# For Badger Fans



## Sarah (Dec 7, 2003)

For Badger Fans:

http://www.weebls-stuff.com/toons/25/


----------



## Saucy (Dec 7, 2003)

OMG so funni!!!!!!!!!!! must continue to breath 

thanks sarah that made my day


----------



## Aragorn21 (Dec 7, 2003)

*laughs so hard he falls of his chair...onto a pile of books* ouch!!!
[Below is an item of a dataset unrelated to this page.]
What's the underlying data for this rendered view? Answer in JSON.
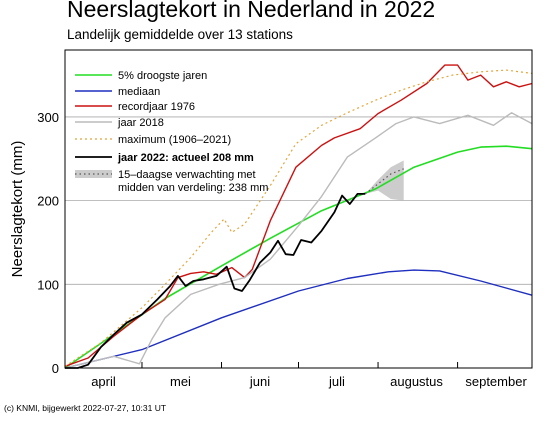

hahaha, that's sssssoooooooo funny


----------



## Ol'gaffer (Dec 12, 2003)

My heart just stopped.

oh there it goes again.


Purists would have a field with that one.


----------



## Gary Gamgee (Dec 13, 2003)

Badgers and LotR! 

Perfect!


----------



## arisen pheonix (Dec 13, 2003)

is there supposed to be sound???....there wasnt any.. but i seen people talking and no words....ahhhh badgers


----------



## Sarah (Dec 13, 2003)

yeah there's sound, and there's a diff. song to it, but i couldn't figure out what it was.


----------



## Yavanna (Dec 14, 2003)

There hasn't been such a genius combination since Faramir and Eowyn...or maybe just bread and butter would be simpler. 

I loved the original badger cartoon, www.badgerbadgerbadger.com and apparently i know the guy who made it...so i guess he must have made this cartoon as well. Strange, I'l have to check up on that. 

I liked Aragorn, Legolas and Theoden getting down to the badger beats, it made me laugh.


----------